The raffish, balding cosmopolite then became prime minister in 1968 -- inaugurating a dynamic era in Canadian politics during which he socialized with celebrities, needled his American neighbors in the White House and promised a “Just Society” built on a European-style welfare state.
He married a woman almost 30 years younger than he, Margaret Sinclair, and had three sons with her: Justin, Sacha and Michel. (Their marriage later collapsed and Trudeau took custody.)
In 1972, when Justin Trudeau was just 4 months old, then-U.S. President Nixon had a toast to Pierre Trudeau’s son during a state visit to Ottawa, Canada’s capital: “Tonight we’ll dispense with the formalities. I’d like to toast the future prime minister of Canada: to Justin Pierre Trudeau.”
During his father’s 15 years in power, Justin Trudeau spent his boyhood years at 24 Sussex Drive, the prime minister’s official residence. (The residence is officially called Gorffwysfa, but Canadians have no idea how to pronounce that.)
“It might be that no Canadian has lived a life as comprehensively chronicled as Justin Trudeau,” wrote the Toronto Star’s Jim Coyle. “From the volumes written by and about his family, it’s almost possible to chart, by the week, the activities and whereabouts of the little boy code-named ‘Maple 3' by the prime minister’s RCMP security detail.”
The Trudeaus moved to Montreal after Pierre left politics in the 1980s, where Justin Trudeau later attended McGill University, one of Canada’s most esteemed educational institutions, where he graduated in 1994.
Entrance to politics
Trudeau became a teacher in Vancouver, where he taught French and math, but eventually moved back to Montreal, where he married a Quebec TV and radio host Sophie Grégoire.

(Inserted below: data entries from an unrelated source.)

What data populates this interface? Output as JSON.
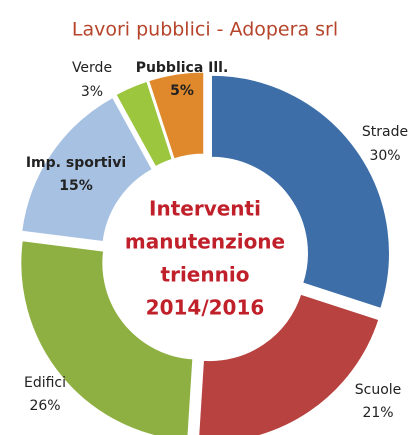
{
  "chart_data": {
    "type": "donut",
    "title": "Lavori pubblici - Adopera srl",
    "center_text": [
      "Interventi",
      "manutenzione",
      "triennio",
      "2014/2016"
    ],
    "categories": [
      "Strade",
      "Scuole",
      "Edifici",
      "Imp. sportivi",
      "Verde",
      "Pubblica Ill."
    ],
    "values": [
      30,
      21,
      26,
      15,
      3,
      5
    ],
    "value_labels": [
      "30%",
      "21%",
      "26%",
      "15%",
      "3%",
      "5%"
    ],
    "colors": [
      "#3d6ea8",
      "#b8423f",
      "#8eb042",
      "#a7c1e2",
      "#9cc63e",
      "#e0892c"
    ]
  }
}
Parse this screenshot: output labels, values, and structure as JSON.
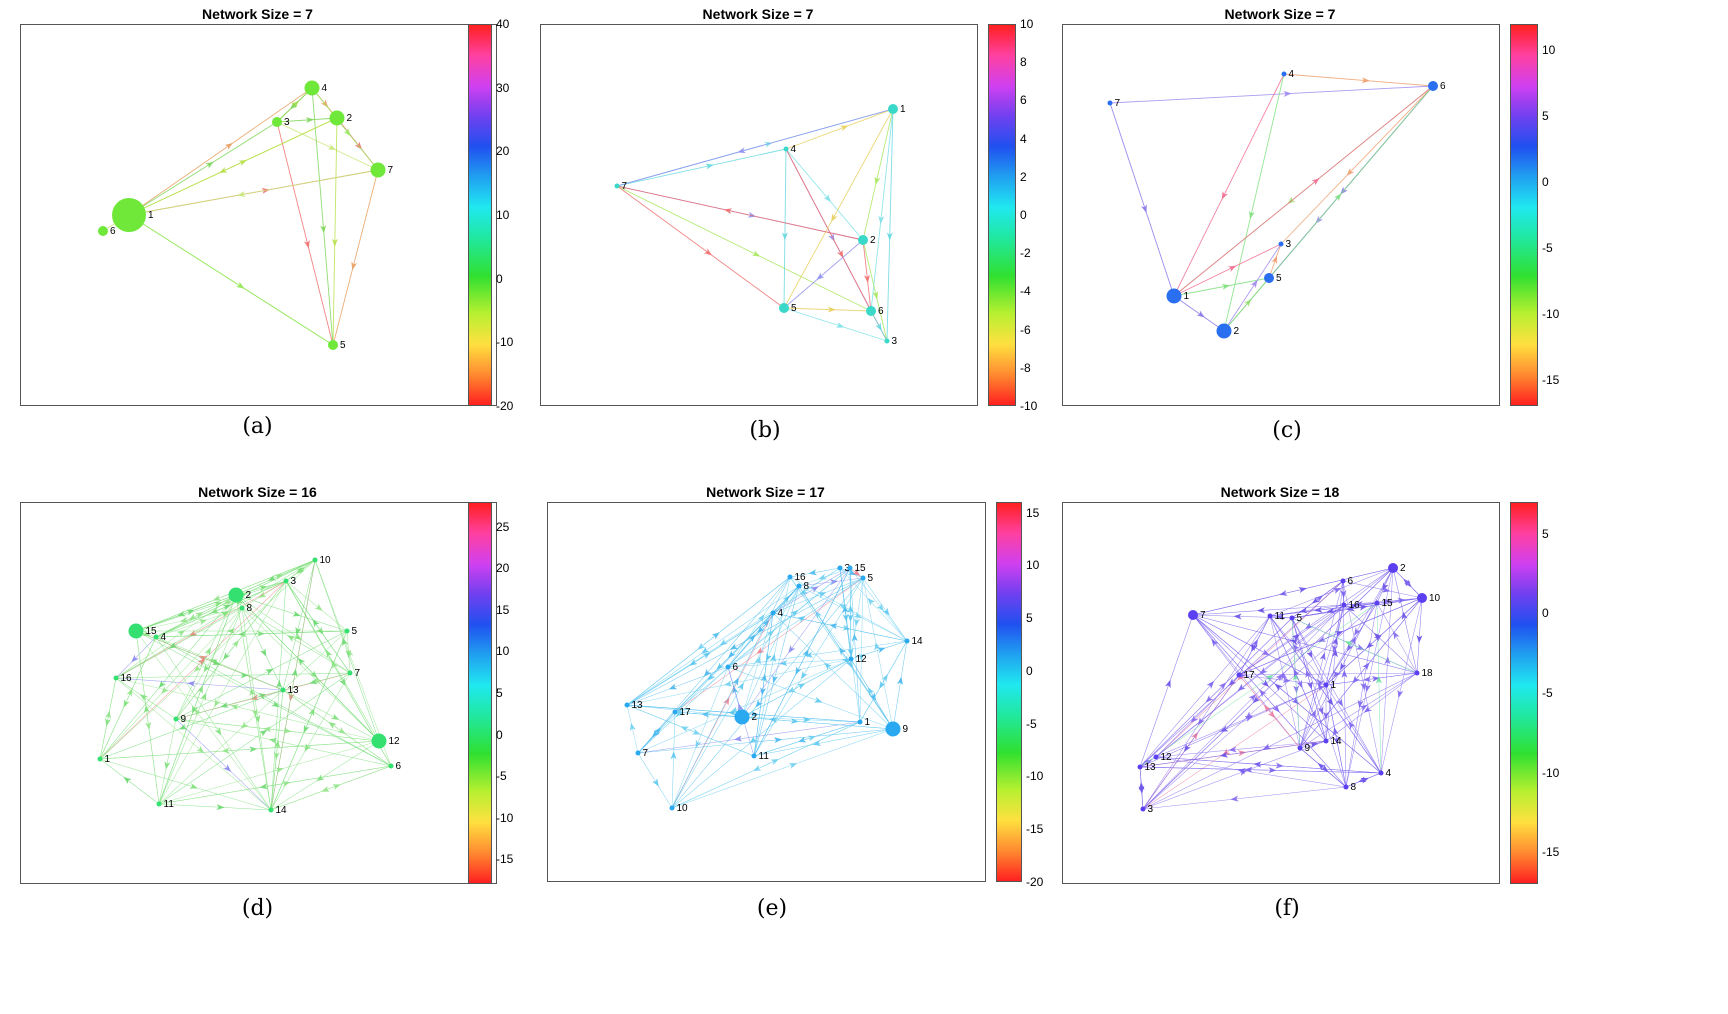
{
  "panels": [
    {
      "id": "a",
      "title": "Network Size = 7",
      "caption": "(a)",
      "colorbar_ticks": [
        "40",
        "30",
        "20",
        "10",
        "0",
        "-10",
        "-20"
      ],
      "colorbar_range": [
        -20,
        40
      ],
      "node_color": "#6fe83a",
      "edge_colors": [
        "#b8e04a",
        "#7fd65a",
        "#e8a060",
        "#f07070",
        "#9be860",
        "#c8e878"
      ],
      "nodes": [
        {
          "label": "1",
          "size": "large"
        },
        {
          "label": "2",
          "size": "medium"
        },
        {
          "label": "3",
          "size": "small"
        },
        {
          "label": "4",
          "size": "medium"
        },
        {
          "label": "5",
          "size": "small"
        },
        {
          "label": "6",
          "size": "small"
        },
        {
          "label": "7",
          "size": "medium"
        }
      ]
    },
    {
      "id": "b",
      "title": "Network Size = 7",
      "caption": "(b)",
      "colorbar_ticks": [
        "10",
        "8",
        "6",
        "4",
        "2",
        "0",
        "-2",
        "-4",
        "-6",
        "-8",
        "-10"
      ],
      "colorbar_range": [
        -10,
        10
      ],
      "node_color": "#3ad8c8",
      "edge_colors": [
        "#7de0e8",
        "#66d8e0",
        "#9090f0",
        "#f07070",
        "#a8e860",
        "#e8d060"
      ],
      "nodes": [
        {
          "label": "1",
          "size": "small"
        },
        {
          "label": "2",
          "size": "small"
        },
        {
          "label": "3",
          "size": "tiny"
        },
        {
          "label": "4",
          "size": "tiny"
        },
        {
          "label": "5",
          "size": "small"
        },
        {
          "label": "6",
          "size": "small"
        },
        {
          "label": "7",
          "size": "tiny"
        }
      ]
    },
    {
      "id": "c",
      "title": "Network Size = 7",
      "caption": "(c)",
      "colorbar_ticks": [
        "10",
        "5",
        "0",
        "-5",
        "-10",
        "-15"
      ],
      "colorbar_range": [
        -17,
        12
      ],
      "node_color": "#2a6ff0",
      "edge_colors": [
        "#a088f0",
        "#8878e8",
        "#f0a070",
        "#80e080",
        "#f07090",
        "#a0e070"
      ],
      "nodes": [
        {
          "label": "1",
          "size": "medium"
        },
        {
          "label": "2",
          "size": "medium"
        },
        {
          "label": "3",
          "size": "tiny"
        },
        {
          "label": "4",
          "size": "tiny"
        },
        {
          "label": "5",
          "size": "small"
        },
        {
          "label": "6",
          "size": "small"
        },
        {
          "label": "7",
          "size": "tiny"
        }
      ]
    },
    {
      "id": "d",
      "title": "Network Size = 16",
      "caption": "(d)",
      "colorbar_ticks": [
        "25",
        "20",
        "15",
        "10",
        "5",
        "0",
        "-5",
        "-10",
        "-15"
      ],
      "colorbar_range": [
        -18,
        28
      ],
      "node_color": "#34e070",
      "edge_colors": [
        "#7ee07a",
        "#92e48a",
        "#6ad870",
        "#f08080",
        "#8888f0",
        "#d8e870"
      ],
      "nodes": [
        {
          "label": "1",
          "size": "tiny"
        },
        {
          "label": "2",
          "size": "medium"
        },
        {
          "label": "3",
          "size": "tiny"
        },
        {
          "label": "4",
          "size": "tiny"
        },
        {
          "label": "5",
          "size": "tiny"
        },
        {
          "label": "6",
          "size": "tiny"
        },
        {
          "label": "7",
          "size": "tiny"
        },
        {
          "label": "8",
          "size": "tiny"
        },
        {
          "label": "9",
          "size": "tiny"
        },
        {
          "label": "10",
          "size": "tiny"
        },
        {
          "label": "11",
          "size": "tiny"
        },
        {
          "label": "12",
          "size": "medium"
        },
        {
          "label": "13",
          "size": "tiny"
        },
        {
          "label": "14",
          "size": "tiny"
        },
        {
          "label": "15",
          "size": "medium"
        },
        {
          "label": "16",
          "size": "tiny"
        }
      ]
    },
    {
      "id": "e",
      "title": "Network Size = 17",
      "caption": "(e)",
      "colorbar_ticks": [
        "15",
        "10",
        "5",
        "0",
        "-5",
        "-10",
        "-15",
        "-20"
      ],
      "colorbar_range": [
        -20,
        16
      ],
      "node_color": "#2aa8f0",
      "edge_colors": [
        "#5cc8f0",
        "#70d0f0",
        "#48b8ee",
        "#8888f0",
        "#f08090",
        "#e8e070"
      ],
      "nodes": [
        {
          "label": "1",
          "size": "tiny"
        },
        {
          "label": "2",
          "size": "medium"
        },
        {
          "label": "3",
          "size": "tiny"
        },
        {
          "label": "4",
          "size": "tiny"
        },
        {
          "label": "5",
          "size": "tiny"
        },
        {
          "label": "6",
          "size": "tiny"
        },
        {
          "label": "7",
          "size": "tiny"
        },
        {
          "label": "8",
          "size": "tiny"
        },
        {
          "label": "9",
          "size": "medium"
        },
        {
          "label": "10",
          "size": "tiny"
        },
        {
          "label": "11",
          "size": "tiny"
        },
        {
          "label": "12",
          "size": "tiny"
        },
        {
          "label": "13",
          "size": "tiny"
        },
        {
          "label": "14",
          "size": "tiny"
        },
        {
          "label": "15",
          "size": "tiny"
        },
        {
          "label": "16",
          "size": "tiny"
        },
        {
          "label": "17",
          "size": "tiny"
        }
      ]
    },
    {
      "id": "f",
      "title": "Network Size = 18",
      "caption": "(f)",
      "colorbar_ticks": [
        "5",
        "0",
        "-5",
        "-10",
        "-15"
      ],
      "colorbar_range": [
        -17,
        7
      ],
      "node_color": "#5a40f0",
      "edge_colors": [
        "#7a60f0",
        "#8468f0",
        "#6a50e8",
        "#f080a0",
        "#70e0a0",
        "#9a80f0"
      ],
      "nodes": [
        {
          "label": "1",
          "size": "tiny"
        },
        {
          "label": "2",
          "size": "small"
        },
        {
          "label": "3",
          "size": "tiny"
        },
        {
          "label": "4",
          "size": "tiny"
        },
        {
          "label": "5",
          "size": "tiny"
        },
        {
          "label": "6",
          "size": "tiny"
        },
        {
          "label": "7",
          "size": "small"
        },
        {
          "label": "8",
          "size": "tiny"
        },
        {
          "label": "9",
          "size": "tiny"
        },
        {
          "label": "10",
          "size": "small"
        },
        {
          "label": "11",
          "size": "tiny"
        },
        {
          "label": "12",
          "size": "tiny"
        },
        {
          "label": "13",
          "size": "tiny"
        },
        {
          "label": "14",
          "size": "tiny"
        },
        {
          "label": "15",
          "size": "tiny"
        },
        {
          "label": "16",
          "size": "tiny"
        },
        {
          "label": "17",
          "size": "tiny"
        },
        {
          "label": "18",
          "size": "tiny"
        }
      ]
    }
  ]
}
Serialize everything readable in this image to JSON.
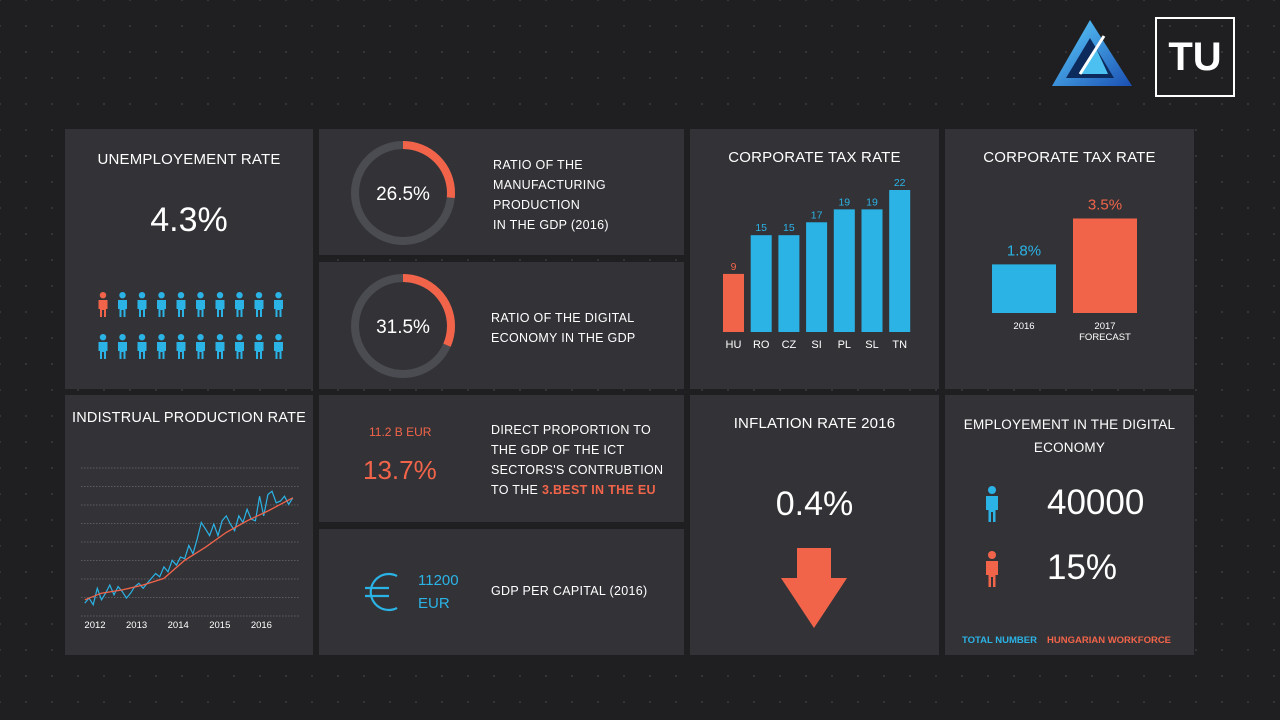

In 2000, Trudeau spurred national speculation over an entrance to politics when he delivered a stirring eulogy for his father, who died after battling prostate cancer and Parkinson’s disease. (Read the Los Angeles Times’ eulogy for Pierre Trudeau.)
“He won’t be coming back anymore,” Trudeau, then 28, told the mourners. “It’s all up to us, all of us, now.”
He entered Parliament in 2008 after winning a Quebec riding -- as electoral districts are called in Canada -- for the Liberal Party, which selected him as its leader in 2013.
A sweeping upset
2015 brought a bitter campaign in Canada, with Harper’s opponents accusing him of heavy-handed rule and Islamophobia.
Trudeau’s Liberals, which won just 34 seats in the last election, won a decisive parliamentary majority and claimed 184 seats Monday night.
Trudeau, who plans to take the oath of office and appoint his ministers Nov. 4, has already promised to withdraw Canada’s participation in the bombing campaigns against Islamic State in the Middle East that had been carried out under Harper’s government.
“You can appeal to the better angels of our natures, and you can win while doing it,” Trudeau said in his victory speech. “We beat fear with hope. We beat cynicism with hard work. We beat negative, divisive politics with a positive vision that brings Canadians together.”